他单手抱着人往外走,另外一只手掏出手机联系熟识的私人诊所,打算将人带过去做检查,然后该打针打针该吃药吃药,起码不会让邬佟像现在难受。
就这么一路到了车上,可是邬佟一点也不安分。
“热死了……什么东西,难受……”
他脸上满是潮红。
这种反应,纪永年不会看不出邬佟到底是被灌了什么药。
或者说在意识到这一点的时候他的眼中满是暴戾,恨不得将给邬佟下药的人给活撕了。
“邬佟,忍一忍,我知道你不好受,忍一忍。

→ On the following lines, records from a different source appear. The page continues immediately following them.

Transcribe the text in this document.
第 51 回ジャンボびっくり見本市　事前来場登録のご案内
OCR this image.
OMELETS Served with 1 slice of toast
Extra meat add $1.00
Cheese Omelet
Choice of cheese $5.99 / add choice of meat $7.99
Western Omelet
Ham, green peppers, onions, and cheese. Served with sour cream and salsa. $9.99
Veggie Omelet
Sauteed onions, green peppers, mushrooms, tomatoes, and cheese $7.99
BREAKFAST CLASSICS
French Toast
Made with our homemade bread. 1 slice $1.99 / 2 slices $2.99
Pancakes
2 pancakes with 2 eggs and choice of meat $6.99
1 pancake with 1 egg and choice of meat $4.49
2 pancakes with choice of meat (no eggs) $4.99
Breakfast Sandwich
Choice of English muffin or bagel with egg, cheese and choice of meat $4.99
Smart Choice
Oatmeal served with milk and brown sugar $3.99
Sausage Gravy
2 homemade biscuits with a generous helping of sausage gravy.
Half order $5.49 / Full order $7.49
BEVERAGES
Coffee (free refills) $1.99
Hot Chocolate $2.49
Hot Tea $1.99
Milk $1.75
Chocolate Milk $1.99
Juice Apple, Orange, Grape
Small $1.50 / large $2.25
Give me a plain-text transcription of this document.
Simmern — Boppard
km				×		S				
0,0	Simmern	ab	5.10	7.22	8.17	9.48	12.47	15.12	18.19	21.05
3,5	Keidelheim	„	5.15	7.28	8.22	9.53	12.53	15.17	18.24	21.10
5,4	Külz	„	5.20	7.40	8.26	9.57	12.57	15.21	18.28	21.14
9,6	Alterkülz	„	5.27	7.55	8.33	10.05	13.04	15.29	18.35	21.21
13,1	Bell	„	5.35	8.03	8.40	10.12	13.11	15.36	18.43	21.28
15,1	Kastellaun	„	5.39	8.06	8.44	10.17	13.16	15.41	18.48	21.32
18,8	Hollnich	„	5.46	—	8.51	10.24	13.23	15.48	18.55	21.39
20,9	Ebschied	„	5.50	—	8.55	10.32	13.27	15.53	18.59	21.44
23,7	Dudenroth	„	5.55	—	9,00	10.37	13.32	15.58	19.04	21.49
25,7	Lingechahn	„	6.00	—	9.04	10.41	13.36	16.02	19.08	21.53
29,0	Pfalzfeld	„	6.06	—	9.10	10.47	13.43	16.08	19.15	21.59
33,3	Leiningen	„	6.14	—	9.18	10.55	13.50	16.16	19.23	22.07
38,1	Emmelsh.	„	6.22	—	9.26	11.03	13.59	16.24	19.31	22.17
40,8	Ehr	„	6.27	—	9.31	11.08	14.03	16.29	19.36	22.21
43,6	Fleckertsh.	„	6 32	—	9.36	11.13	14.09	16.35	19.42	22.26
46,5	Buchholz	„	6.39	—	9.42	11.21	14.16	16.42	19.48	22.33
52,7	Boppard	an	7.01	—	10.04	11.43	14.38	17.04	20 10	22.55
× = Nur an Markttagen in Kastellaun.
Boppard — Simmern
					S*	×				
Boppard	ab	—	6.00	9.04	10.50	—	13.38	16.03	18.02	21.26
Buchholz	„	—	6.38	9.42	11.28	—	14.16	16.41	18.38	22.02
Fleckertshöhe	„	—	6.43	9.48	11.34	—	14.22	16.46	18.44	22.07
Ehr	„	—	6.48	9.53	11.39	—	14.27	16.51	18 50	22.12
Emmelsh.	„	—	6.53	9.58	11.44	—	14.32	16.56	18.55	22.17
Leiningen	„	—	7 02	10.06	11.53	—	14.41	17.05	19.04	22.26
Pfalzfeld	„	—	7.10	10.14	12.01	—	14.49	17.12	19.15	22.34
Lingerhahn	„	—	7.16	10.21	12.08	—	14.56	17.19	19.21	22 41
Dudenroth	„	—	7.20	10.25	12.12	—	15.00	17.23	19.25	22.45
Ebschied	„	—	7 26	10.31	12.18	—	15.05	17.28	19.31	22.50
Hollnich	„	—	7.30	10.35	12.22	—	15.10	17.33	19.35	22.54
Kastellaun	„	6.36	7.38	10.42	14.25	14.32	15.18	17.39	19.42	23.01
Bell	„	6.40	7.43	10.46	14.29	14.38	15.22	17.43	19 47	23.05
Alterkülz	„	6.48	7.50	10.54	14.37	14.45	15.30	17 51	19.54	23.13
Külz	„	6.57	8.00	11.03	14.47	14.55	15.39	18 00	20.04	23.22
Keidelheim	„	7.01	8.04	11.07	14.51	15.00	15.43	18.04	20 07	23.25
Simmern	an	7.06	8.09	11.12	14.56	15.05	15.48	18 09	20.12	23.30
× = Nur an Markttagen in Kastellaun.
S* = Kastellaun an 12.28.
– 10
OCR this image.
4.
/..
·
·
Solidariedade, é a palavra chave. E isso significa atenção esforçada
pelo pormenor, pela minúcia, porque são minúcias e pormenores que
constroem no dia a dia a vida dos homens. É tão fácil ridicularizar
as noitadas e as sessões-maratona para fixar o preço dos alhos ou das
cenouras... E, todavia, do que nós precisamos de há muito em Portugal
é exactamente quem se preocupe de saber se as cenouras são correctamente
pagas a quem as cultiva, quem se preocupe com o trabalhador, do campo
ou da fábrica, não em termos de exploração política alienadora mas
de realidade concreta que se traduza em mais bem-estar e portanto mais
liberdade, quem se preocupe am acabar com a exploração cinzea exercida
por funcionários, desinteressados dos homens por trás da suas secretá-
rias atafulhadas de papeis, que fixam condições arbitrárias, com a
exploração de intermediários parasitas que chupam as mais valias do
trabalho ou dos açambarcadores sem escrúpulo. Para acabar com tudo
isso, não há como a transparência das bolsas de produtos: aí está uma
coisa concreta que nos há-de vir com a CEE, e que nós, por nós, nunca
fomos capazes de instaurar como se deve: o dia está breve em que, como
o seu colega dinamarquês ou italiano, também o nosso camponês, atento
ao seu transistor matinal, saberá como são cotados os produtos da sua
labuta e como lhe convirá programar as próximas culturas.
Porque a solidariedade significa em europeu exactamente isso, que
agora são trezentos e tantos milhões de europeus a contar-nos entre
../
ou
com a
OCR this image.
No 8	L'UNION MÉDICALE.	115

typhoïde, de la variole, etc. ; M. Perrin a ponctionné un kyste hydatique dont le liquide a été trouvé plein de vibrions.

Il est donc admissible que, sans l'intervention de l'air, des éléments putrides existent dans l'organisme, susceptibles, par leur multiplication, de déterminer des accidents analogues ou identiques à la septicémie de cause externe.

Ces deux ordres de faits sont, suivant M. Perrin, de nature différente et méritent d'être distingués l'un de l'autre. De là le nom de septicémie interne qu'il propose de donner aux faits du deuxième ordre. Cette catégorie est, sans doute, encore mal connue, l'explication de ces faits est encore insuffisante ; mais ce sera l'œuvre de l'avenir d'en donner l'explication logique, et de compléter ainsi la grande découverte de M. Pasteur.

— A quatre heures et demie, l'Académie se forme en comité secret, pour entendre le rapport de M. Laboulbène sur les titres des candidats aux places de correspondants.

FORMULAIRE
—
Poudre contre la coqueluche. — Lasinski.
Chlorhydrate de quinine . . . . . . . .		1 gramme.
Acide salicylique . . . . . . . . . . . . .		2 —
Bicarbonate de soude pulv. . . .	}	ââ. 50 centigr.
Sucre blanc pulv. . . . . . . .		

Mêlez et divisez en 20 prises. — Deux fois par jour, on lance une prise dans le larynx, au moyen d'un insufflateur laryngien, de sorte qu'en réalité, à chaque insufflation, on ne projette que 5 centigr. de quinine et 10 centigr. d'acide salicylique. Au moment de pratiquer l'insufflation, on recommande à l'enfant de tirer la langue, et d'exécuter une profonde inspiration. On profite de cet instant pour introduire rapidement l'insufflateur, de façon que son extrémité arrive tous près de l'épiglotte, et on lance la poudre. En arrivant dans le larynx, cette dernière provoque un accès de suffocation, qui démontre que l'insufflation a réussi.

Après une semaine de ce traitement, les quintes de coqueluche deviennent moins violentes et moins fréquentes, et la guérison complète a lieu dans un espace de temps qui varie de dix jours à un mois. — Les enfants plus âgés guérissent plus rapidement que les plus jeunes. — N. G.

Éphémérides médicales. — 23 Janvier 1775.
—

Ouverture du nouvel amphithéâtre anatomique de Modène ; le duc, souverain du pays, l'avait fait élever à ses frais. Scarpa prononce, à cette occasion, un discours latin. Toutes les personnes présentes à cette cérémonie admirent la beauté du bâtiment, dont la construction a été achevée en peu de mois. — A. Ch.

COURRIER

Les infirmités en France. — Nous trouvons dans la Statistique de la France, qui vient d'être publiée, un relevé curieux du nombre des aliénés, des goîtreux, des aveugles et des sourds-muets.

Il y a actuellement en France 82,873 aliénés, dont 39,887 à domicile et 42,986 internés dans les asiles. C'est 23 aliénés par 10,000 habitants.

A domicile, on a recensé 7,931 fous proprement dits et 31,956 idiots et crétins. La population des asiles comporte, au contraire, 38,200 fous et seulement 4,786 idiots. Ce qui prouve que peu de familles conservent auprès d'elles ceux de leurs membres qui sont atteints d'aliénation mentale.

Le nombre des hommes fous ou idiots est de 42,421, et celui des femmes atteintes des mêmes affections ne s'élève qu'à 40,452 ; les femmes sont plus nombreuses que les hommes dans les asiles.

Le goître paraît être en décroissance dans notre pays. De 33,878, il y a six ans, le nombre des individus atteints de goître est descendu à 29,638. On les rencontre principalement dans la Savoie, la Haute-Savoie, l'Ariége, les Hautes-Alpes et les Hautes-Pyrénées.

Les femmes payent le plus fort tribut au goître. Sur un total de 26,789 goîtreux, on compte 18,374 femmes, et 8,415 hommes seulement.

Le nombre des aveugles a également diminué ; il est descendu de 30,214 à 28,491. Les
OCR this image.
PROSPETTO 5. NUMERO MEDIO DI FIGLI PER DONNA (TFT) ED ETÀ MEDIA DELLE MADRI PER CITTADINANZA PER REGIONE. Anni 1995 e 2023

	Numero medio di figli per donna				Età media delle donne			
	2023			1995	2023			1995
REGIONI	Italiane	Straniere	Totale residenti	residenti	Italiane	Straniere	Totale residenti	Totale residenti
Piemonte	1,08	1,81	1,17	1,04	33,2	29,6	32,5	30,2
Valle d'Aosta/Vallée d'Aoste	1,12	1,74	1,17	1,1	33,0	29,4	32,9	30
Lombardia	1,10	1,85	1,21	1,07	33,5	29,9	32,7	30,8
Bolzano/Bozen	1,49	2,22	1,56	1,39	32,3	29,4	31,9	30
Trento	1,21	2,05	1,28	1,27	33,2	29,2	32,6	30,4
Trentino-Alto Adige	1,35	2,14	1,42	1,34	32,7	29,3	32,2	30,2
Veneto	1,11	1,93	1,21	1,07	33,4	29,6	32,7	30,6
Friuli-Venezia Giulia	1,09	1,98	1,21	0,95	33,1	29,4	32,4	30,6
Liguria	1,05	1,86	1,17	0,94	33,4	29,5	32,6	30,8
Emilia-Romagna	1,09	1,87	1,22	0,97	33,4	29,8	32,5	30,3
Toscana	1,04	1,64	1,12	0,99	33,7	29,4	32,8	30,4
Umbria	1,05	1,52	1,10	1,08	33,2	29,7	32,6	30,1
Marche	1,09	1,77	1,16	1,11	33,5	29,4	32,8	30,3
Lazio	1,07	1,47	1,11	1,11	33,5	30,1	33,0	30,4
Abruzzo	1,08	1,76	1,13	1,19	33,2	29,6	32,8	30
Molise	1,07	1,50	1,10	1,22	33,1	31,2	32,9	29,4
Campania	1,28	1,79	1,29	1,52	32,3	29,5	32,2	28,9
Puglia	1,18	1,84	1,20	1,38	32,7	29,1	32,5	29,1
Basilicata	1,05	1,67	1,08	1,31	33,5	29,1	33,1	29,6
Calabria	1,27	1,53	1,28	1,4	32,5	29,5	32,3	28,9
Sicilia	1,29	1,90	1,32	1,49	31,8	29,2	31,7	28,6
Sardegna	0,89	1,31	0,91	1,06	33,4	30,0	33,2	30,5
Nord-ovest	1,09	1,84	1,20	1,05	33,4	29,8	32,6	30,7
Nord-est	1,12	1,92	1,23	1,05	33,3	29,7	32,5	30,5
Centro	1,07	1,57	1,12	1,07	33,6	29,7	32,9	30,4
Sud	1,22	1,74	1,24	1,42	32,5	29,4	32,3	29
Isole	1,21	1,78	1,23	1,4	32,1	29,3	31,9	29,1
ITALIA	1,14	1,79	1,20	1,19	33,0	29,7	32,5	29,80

”
纪永年一边低声安抚他一边往诊所的方向开。
邬佟还是不依。
他现在哪里知道要忍耐,只觉得整个人快爆炸了。
纪永年低低的“啧”了一声,将车停在了无人的街边。
邬佟被他放在副驾驶绑了安全带,却一直都在挣扎,这会儿冷不丁被纪永年解开了还有些茫然,然后又要开始哭。
说实话,纪永年知道邬佟状态不对劲,的确是想要让邬佟去诊所或者医院检查医治没有错,可另一方面他并不清楚被灌了这样成分不明的药,要是去了医院的话会是个什么样的医治法,又或许为了让邬佟冷静下来会给他打镇静剂什么的。
当然这是理智的判断,情感方面,他并不想让其他人看见处于这种状态下的邬佟。
“别急,冬冬,别急,我给你摸摸,我给你摸摸好不好?出来就好受一点了。”
他的语气近乎是在诱哄,活像是个变态。
可实际上他又是货真价值的在帮忙。